Eye For Film >> Movies >> Le Divorce (2003) Film Review
Le Divorce
Reviewed by: Angus Wolfe Murray
What in the name of Helena Bonham Carter's guru of chic do Merchant/ Ivory think they're doing? Making an old-fashioned, oo-la-la, romantic comedy about a Frenchman walking out on his Californian wife when she's seven months pregnant is, in the words of his sophisticated aunt, "in bad taste".
Everything about the film is ill-judged, miscast and intellectually anorexic. Is it snobbishly critical of Americans abroad for being bullish when it comes to social behaviour? Or does Kate Hudson slip naturally into inch-deep roles that emphasise her flat chest and wide smile because she can't do anything else?
The plot has so many avenues, you keep getting lost. Isabel (Hudson) comes to Paris to stay with her half sister, Roxeanne (Naomi Watts). At the very moment of her arrival, Roxy's artist husband (Samuel LaBarthe) leaves without the hint of an explanation. He's from an aristocratic family that takes such disturbances with a shrug, while determined to protect their name from any whisper of scandal.
Roxy is a poet, which is like saying J-Lo is a nuclear scientist. Watts looks more like a beach bunny from Bondi than a dedicated wordsmith. Glenn Close - standing in for Meryl Street? - appears as a famous writer, with long avant-garde locks and a yappy, floppy-eared animal in her lap. She's the one who has been around the block and understands the complexities of l'amour Francaise. "Lovers become a habit," she says. "You grow out of them."
Isabel behaves like a nice girl from Santa Barbara, who hasn't the faintest idea about European sexual mores. She is introduced to a student decorator, who happens to walk into a room, splattered with paint, and the next minute they're cuddled up in bed together. A day or so later, she's having lunch with Roxy's husband's uncle (Thierry Lhermitte) and he's talking of making her his mistress.
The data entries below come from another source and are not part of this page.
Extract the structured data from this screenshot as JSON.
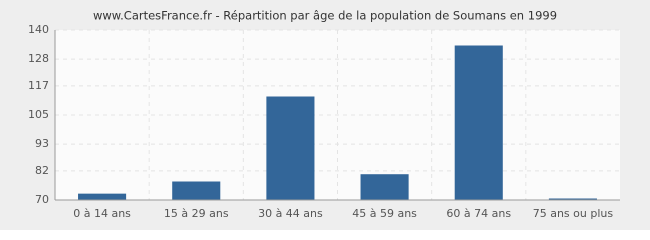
{
  "chart_data": {
    "type": "bar",
    "title": "www.CartesFrance.fr - Répartition par âge de la population de Soumans en 1999",
    "categories": [
      "0 à 14 ans",
      "15 à 29 ans",
      "30 à 44 ans",
      "45 à 59 ans",
      "60 à 74 ans",
      "75 ans ou plus"
    ],
    "values": [
      72,
      77,
      112,
      80,
      133,
      70
    ],
    "color": "#336699",
    "ylim": [
      70,
      140
    ],
    "yticks": [
      70,
      82,
      93,
      105,
      117,
      128,
      140
    ],
    "grid": true
  }
}
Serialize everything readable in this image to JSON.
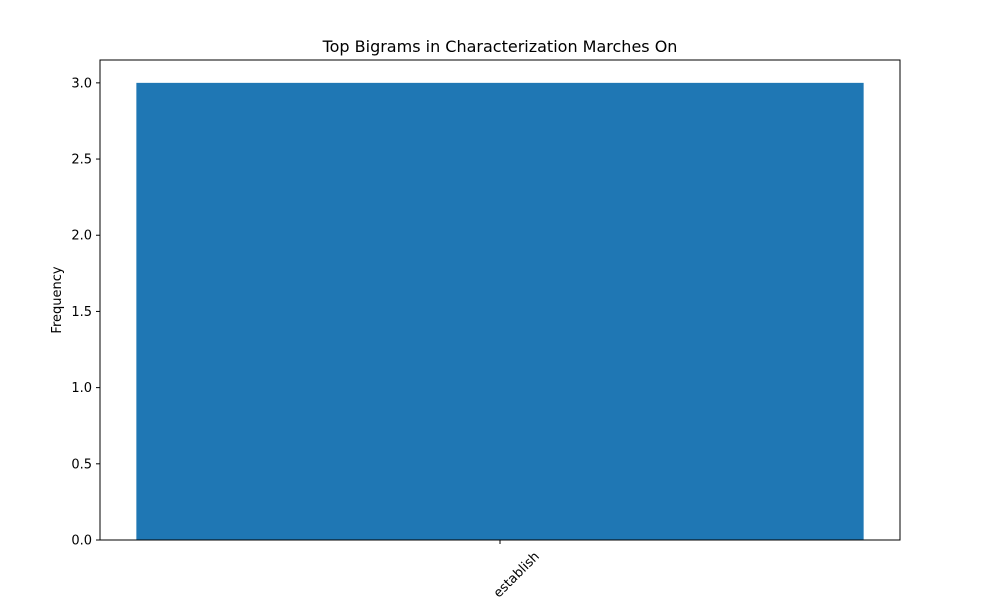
{
  "chart_data": {
    "type": "bar",
    "title": "Top Bigrams in Characterization Marches On",
    "xlabel": "",
    "ylabel": "Frequency",
    "categories": [
      "establish"
    ],
    "values": [
      3
    ],
    "ylim": [
      0,
      3.15
    ],
    "yticks": [
      "0.0",
      "0.5",
      "1.0",
      "1.5",
      "2.0",
      "2.5",
      "3.0"
    ],
    "bar_color": "#1f77b4",
    "grid": false,
    "legend": "none"
  }
}
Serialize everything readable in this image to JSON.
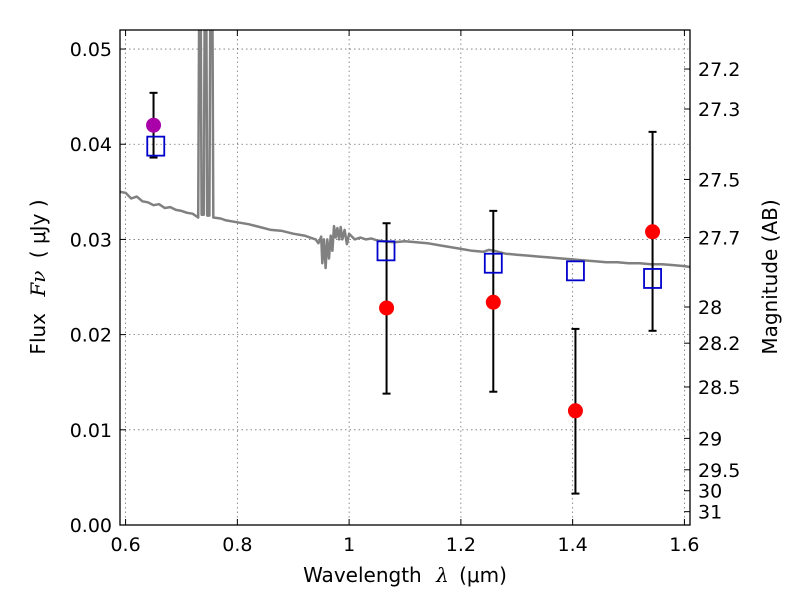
{
  "chart_data": {
    "type": "scatter",
    "title": "",
    "xlabel_prefix": "Wavelength",
    "xlabel_symbol": "λ",
    "xlabel_unit": "(μm)",
    "ylabel_prefix": "Flux",
    "ylabel_symbol": "Fν",
    "ylabel_unit": "( μJy )",
    "y2label": "Magnitude (AB)",
    "xlim": [
      0.59,
      1.61
    ],
    "ylim": [
      0.0,
      0.052
    ],
    "xticks": [
      0.6,
      0.8,
      1.0,
      1.2,
      1.4,
      1.6
    ],
    "xtick_labels": [
      "0.6",
      "0.8",
      "1",
      "1.2",
      "1.4",
      "1.6"
    ],
    "yticks": [
      0.0,
      0.01,
      0.02,
      0.03,
      0.04,
      0.05
    ],
    "ytick_labels": [
      "0.00",
      "0.01",
      "0.02",
      "0.03",
      "0.04",
      "0.05"
    ],
    "y2ticks": [
      {
        "label": "27.2",
        "flux": 0.0479
      },
      {
        "label": "27.3",
        "flux": 0.0437
      },
      {
        "label": "27.5",
        "flux": 0.0363
      },
      {
        "label": "27.7",
        "flux": 0.0302
      },
      {
        "label": "28",
        "flux": 0.0229
      },
      {
        "label": "28.2",
        "flux": 0.0191
      },
      {
        "label": "28.5",
        "flux": 0.0145
      },
      {
        "label": "29",
        "flux": 0.0091
      },
      {
        "label": "29.5",
        "flux": 0.0058
      },
      {
        "label": "30",
        "flux": 0.0036
      },
      {
        "label": "31",
        "flux": 0.0014
      }
    ],
    "grid": true,
    "model_spectrum": {
      "color": "#808080",
      "points": [
        [
          0.59,
          0.035
        ],
        [
          0.6,
          0.0349
        ],
        [
          0.61,
          0.0343
        ],
        [
          0.62,
          0.0345
        ],
        [
          0.63,
          0.034
        ],
        [
          0.64,
          0.0339
        ],
        [
          0.65,
          0.0336
        ],
        [
          0.66,
          0.0337
        ],
        [
          0.67,
          0.0333
        ],
        [
          0.68,
          0.0334
        ],
        [
          0.69,
          0.0331
        ],
        [
          0.7,
          0.033
        ],
        [
          0.71,
          0.0328
        ],
        [
          0.72,
          0.0327
        ],
        [
          0.725,
          0.0325
        ],
        [
          0.73,
          0.0323
        ],
        [
          0.732,
          0.06
        ],
        [
          0.734,
          0.06
        ],
        [
          0.736,
          0.0326
        ],
        [
          0.74,
          0.0326
        ],
        [
          0.742,
          0.06
        ],
        [
          0.744,
          0.06
        ],
        [
          0.746,
          0.0325
        ],
        [
          0.75,
          0.0325
        ],
        [
          0.752,
          0.06
        ],
        [
          0.755,
          0.06
        ],
        [
          0.757,
          0.0323
        ],
        [
          0.77,
          0.0322
        ],
        [
          0.78,
          0.032
        ],
        [
          0.8,
          0.0318
        ],
        [
          0.82,
          0.0316
        ],
        [
          0.84,
          0.0313
        ],
        [
          0.86,
          0.031
        ],
        [
          0.88,
          0.0309
        ],
        [
          0.9,
          0.0306
        ],
        [
          0.92,
          0.0304
        ],
        [
          0.94,
          0.03
        ],
        [
          0.945,
          0.0296
        ],
        [
          0.95,
          0.0303
        ],
        [
          0.952,
          0.0275
        ],
        [
          0.955,
          0.03
        ],
        [
          0.958,
          0.027
        ],
        [
          0.961,
          0.03
        ],
        [
          0.964,
          0.028
        ],
        [
          0.967,
          0.0304
        ],
        [
          0.97,
          0.0288
        ],
        [
          0.973,
          0.0314
        ],
        [
          0.976,
          0.0302
        ],
        [
          0.979,
          0.0312
        ],
        [
          0.982,
          0.03
        ],
        [
          0.985,
          0.0313
        ],
        [
          0.988,
          0.03
        ],
        [
          0.992,
          0.031
        ],
        [
          0.996,
          0.0295
        ],
        [
          1.0,
          0.0306
        ],
        [
          1.01,
          0.03
        ],
        [
          1.02,
          0.0302
        ],
        [
          1.03,
          0.03
        ],
        [
          1.04,
          0.0301
        ],
        [
          1.05,
          0.0299
        ],
        [
          1.06,
          0.0298
        ],
        [
          1.08,
          0.0297
        ],
        [
          1.1,
          0.0298
        ],
        [
          1.12,
          0.0297
        ],
        [
          1.14,
          0.0296
        ],
        [
          1.16,
          0.0294
        ],
        [
          1.18,
          0.0292
        ],
        [
          1.2,
          0.029
        ],
        [
          1.22,
          0.0288
        ],
        [
          1.24,
          0.0287
        ],
        [
          1.25,
          0.0289
        ],
        [
          1.26,
          0.0288
        ],
        [
          1.28,
          0.0285
        ],
        [
          1.3,
          0.0284
        ],
        [
          1.32,
          0.0283
        ],
        [
          1.34,
          0.0282
        ],
        [
          1.36,
          0.0281
        ],
        [
          1.38,
          0.028
        ],
        [
          1.4,
          0.0279
        ],
        [
          1.42,
          0.0278
        ],
        [
          1.44,
          0.0277
        ],
        [
          1.46,
          0.0276
        ],
        [
          1.48,
          0.0276
        ],
        [
          1.5,
          0.0275
        ],
        [
          1.52,
          0.0275
        ],
        [
          1.54,
          0.0274
        ],
        [
          1.56,
          0.0274
        ],
        [
          1.58,
          0.0273
        ],
        [
          1.6,
          0.0272
        ],
        [
          1.61,
          0.0271
        ]
      ]
    },
    "observed": {
      "color": "#ff0000",
      "points": [
        {
          "x": 1.067,
          "y": 0.0228,
          "yerr_low": 0.0138,
          "yerr_high": 0.0317
        },
        {
          "x": 1.258,
          "y": 0.0234,
          "yerr_low": 0.014,
          "yerr_high": 0.033
        },
        {
          "x": 1.405,
          "y": 0.012,
          "yerr_low": 0.0033,
          "yerr_high": 0.0206
        },
        {
          "x": 1.543,
          "y": 0.0308,
          "yerr_low": 0.0204,
          "yerr_high": 0.0413
        }
      ]
    },
    "observed_special": {
      "color": "#aa00aa",
      "points": [
        {
          "x": 0.65,
          "y": 0.042,
          "yerr_low": 0.0386,
          "yerr_high": 0.0454
        }
      ]
    },
    "model_photometry": {
      "color": "#0000cc",
      "points": [
        {
          "x": 0.654,
          "y": 0.0398
        },
        {
          "x": 1.066,
          "y": 0.0288
        },
        {
          "x": 1.258,
          "y": 0.0275
        },
        {
          "x": 1.405,
          "y": 0.0267
        },
        {
          "x": 1.543,
          "y": 0.0259
        }
      ]
    }
  }
}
It gets worse. The artist left Roxy for a mad Russian, whose husband is an American entertainment lawyer. This guy, played so badly by Matthew Modine you wonder who spiked his croissant, is being driven insane by jealousy. Also, there is another irrelevant subplot, concerning a painting that may, or may not, be worth millions - enter Stephen Fry (thank God for large mercies!) as Christie's representative - which brings mom and pop (Stockard Channing and Sam Waterston) over to Paris for a double dose of clunky social gaffes.
Divorce is no laughing matter. Roxy slashes her wrists at one point, as if to say; "I'm hurting here," but director/co-writer James Ivory prefers to stay with Isabel, as she redefines the Gallic for gauche.
What purports to be a light souffle collapses under the weight of its own misconception.
"Too much smiling gets a girl into trouble," the student decorator says.
What else can Isabel do? Talk about Proust?